In Wales gibt es ein Wort, das kein einfaches deutsches Gegenstück hat: Hiraeth. Es beschreibt ein Gefühl, das viele kennen, aber selten benennen können. Eine Mischung aus Sehnsucht, Heimweh, Traurigkeit und dem Wissen, dass etwas fehlt. Es geht dabei nicht nur um Dinge, die man verloren hat, sondern auch um das, was man nie hatte. Ein Zuhause, das es nicht mehr gibt. Ein Leben, das vielleicht anders verlaufen wäre. Oder ein Ort, an dem man nie war, der sich aber trotzdem vertraut anfühlt.

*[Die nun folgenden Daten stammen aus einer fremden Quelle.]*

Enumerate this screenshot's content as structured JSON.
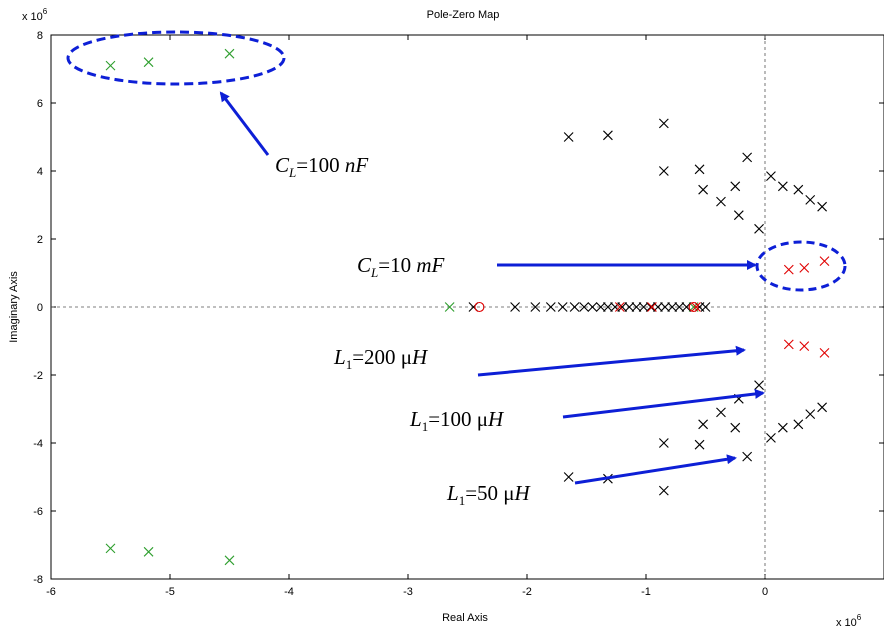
{
  "chart_data": {
    "type": "scatter",
    "title": "Pole-Zero Map",
    "xlabel": "Real Axis",
    "ylabel": "Imaginary Axis",
    "x_exponent_label": "x 10",
    "x_exponent": "6",
    "y_exponent_label": "x 10",
    "y_exponent": "6",
    "xlim": [
      -6,
      1
    ],
    "ylim": [
      -8,
      8
    ],
    "x_ticks": [
      "-6",
      "-5",
      "-4",
      "-3",
      "-2",
      "-1",
      "0"
    ],
    "y_ticks": [
      "8",
      "6",
      "4",
      "2",
      "0",
      "-2",
      "-4",
      "-6",
      "-8"
    ],
    "grid": false,
    "colors": {
      "green_poles": "#2e9e2e",
      "black_poles": "#000000",
      "red_marks": "#e00000",
      "annotation": "#0d1fd6"
    },
    "series": [
      {
        "marker": "x",
        "color": "#2e9e2e",
        "points": [
          [
            -5.5,
            7.1
          ],
          [
            -5.18,
            7.2
          ],
          [
            -4.5,
            7.45
          ],
          [
            -5.5,
            -7.1
          ],
          [
            -5.18,
            -7.2
          ],
          [
            -4.5,
            -7.45
          ],
          [
            -2.65,
            0
          ],
          [
            -0.6,
            0
          ]
        ]
      },
      {
        "marker": "x",
        "color": "#000000",
        "points": [
          [
            -1.65,
            5.0
          ],
          [
            -1.32,
            5.05
          ],
          [
            -0.85,
            5.4
          ],
          [
            -0.55,
            4.05
          ],
          [
            -0.85,
            4.0
          ],
          [
            -0.52,
            3.45
          ],
          [
            -0.15,
            4.4
          ],
          [
            -0.25,
            3.55
          ],
          [
            -0.37,
            3.1
          ],
          [
            -0.22,
            2.7
          ],
          [
            -0.05,
            2.3
          ],
          [
            0.05,
            3.85
          ],
          [
            0.15,
            3.55
          ],
          [
            0.28,
            3.45
          ],
          [
            0.38,
            3.15
          ],
          [
            0.48,
            2.95
          ],
          [
            -1.65,
            -5.0
          ],
          [
            -1.32,
            -5.05
          ],
          [
            -0.85,
            -5.4
          ],
          [
            -0.55,
            -4.05
          ],
          [
            -0.85,
            -4.0
          ],
          [
            -0.52,
            -3.45
          ],
          [
            -0.15,
            -4.4
          ],
          [
            -0.25,
            -3.55
          ],
          [
            -0.37,
            -3.1
          ],
          [
            -0.22,
            -2.7
          ],
          [
            -0.05,
            -2.3
          ],
          [
            0.05,
            -3.85
          ],
          [
            0.15,
            -3.55
          ],
          [
            0.28,
            -3.45
          ],
          [
            0.38,
            -3.15
          ],
          [
            0.48,
            -2.95
          ],
          [
            -2.45,
            0
          ],
          [
            -2.1,
            0
          ],
          [
            -1.93,
            0
          ],
          [
            -1.8,
            0
          ],
          [
            -1.7,
            0
          ],
          [
            -1.6,
            0
          ],
          [
            -1.52,
            0
          ],
          [
            -1.45,
            0
          ],
          [
            -1.38,
            0
          ],
          [
            -1.32,
            0
          ],
          [
            -1.26,
            0
          ],
          [
            -1.2,
            0
          ],
          [
            -1.14,
            0
          ],
          [
            -1.08,
            0
          ],
          [
            -1.02,
            0
          ],
          [
            -0.96,
            0
          ],
          [
            -0.9,
            0
          ],
          [
            -0.84,
            0
          ],
          [
            -0.78,
            0
          ],
          [
            -0.72,
            0
          ],
          [
            -0.66,
            0
          ],
          [
            -0.55,
            0
          ],
          [
            -0.5,
            0
          ]
        ]
      },
      {
        "marker": "x",
        "color": "#e00000",
        "points": [
          [
            0.2,
            1.1
          ],
          [
            0.33,
            1.15
          ],
          [
            0.5,
            1.35
          ],
          [
            0.2,
            -1.1
          ],
          [
            0.33,
            -1.15
          ],
          [
            0.5,
            -1.35
          ],
          [
            -1.22,
            0
          ],
          [
            -0.95,
            0
          ],
          [
            -0.58,
            0
          ]
        ]
      },
      {
        "marker": "o",
        "color": "#e00000",
        "points": [
          [
            -2.4,
            0
          ],
          [
            -0.6,
            0
          ]
        ]
      }
    ],
    "annotations": [
      {
        "base": "C",
        "sub": "L",
        "text": "=100 ",
        "unit": "nF"
      },
      {
        "base": "C",
        "sub": "L",
        "text": "=10 ",
        "unit": "mF"
      },
      {
        "base": "L",
        "sub": "1",
        "text": "=200 μ",
        "unit": "H"
      },
      {
        "base": "L",
        "sub": "1",
        "text": "=100 μ",
        "unit": "H"
      },
      {
        "base": "L",
        "sub": "1",
        "text": "=50 μ",
        "unit": "H"
      }
    ]
  }
}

Das Wort setzt sich aus den walisischen Bestandteilen „hir“ für lang und „aeth“ für Schmerz oder Kummer zusammen. Es ist alt und taucht schon in früher walisischer Dichtung auf. Oft ging es dort um vermisste Menschen, um vergangene Zeiten oder um die Trauer über ein verlorenes Heimatgefühl.
Hiraeth ist tief verwurzelt in der walisischen Kultur. Wales wurde bereits im 13. Jahrhundert vom englischen König Edward I. erobert und gehört seitdem zum Einflussbereich der englischen Krone. Über die Jahrhunderte gingen viele Aspekte der walisischen Identität verloren oder wurden verdrängt. Auch die walisische Sprache war stark bedroht: Noch Mitte des 20. Jahrhunderts wurde sie in vielen Schulen unterdrückt. Heute hat sich das Blatt gewendet. Ein bedeutender Teil der Bevölkerung spricht vor allem im Norden des Landes wieder Walisisch. Und gerade bei den jungen Leuten erlebt die Sprache eine kleine Renaissance, auch weil sie als Symbol für Stolz und Zugehörigkeit gilt. Wer mehr darüber wissen möchte, findet weitere Informationen im Blogbeitrag „Walisisch – kein Kauderwelsch, sondern eine trendige Sprache“.
Es gibt andere Sprachen, die ähnliche Gefühle beschreiben. Das Portugiesische kennt Saudade (eine bittersüße Sehnsucht nach etwas Vergangenem), das Türkische Hüzün (eine kollektive Melancholie mit historischen Wurzeln), im Japanischen gibt es Natsukashii (ein sanftes Gefühl der Nostalgie beim Erinnern an schöne Momente). Doch sie alle erfassen nur annähernd, was Hiraeth bedeutet.“ Während Saudade oft mit stiller Akzeptanz verbunden ist, steckt in Hiraeth mehr Schmerz über das, was fehlt – oder nie war.
Hiraeth erinnert mich manchmal an das Gefühl, das uns überkommt, wenn wir alte Fotos durchblättern. Bilder aus einer Zeit, die nicht mehr zurückzuholen ist – von Menschen, die vielleicht nicht mehr da sind, von Orten, die sich verändert haben, oder von Momenten, die nur in unserer Erinnerung weiterleben. Dieses leise Ziehen im Herzen, das uns an das Vergangene bindet, obwohl wir wissen, dass wir dorthin nicht zurückkehren können – das kommt dem, was Hiraeth meint, sehr nahe.
In Wales begegnet einem das Wort in Liedern, Gedichten, auf Postkarten oder ganz beiläufig in Gesprächen. Manche fühlen es beim Anblick des Meeres, andere bei der Erinnerung an ein Leben, das hätte sein können. Hiraeth ist nicht nur traurig. Es hat auch etwas Schönes, etwas Weiches, etwas sehr Menschliches.
Vielleicht trifft es genau das, was viele manchmal spüren, ohne ein Wort dafür zu haben.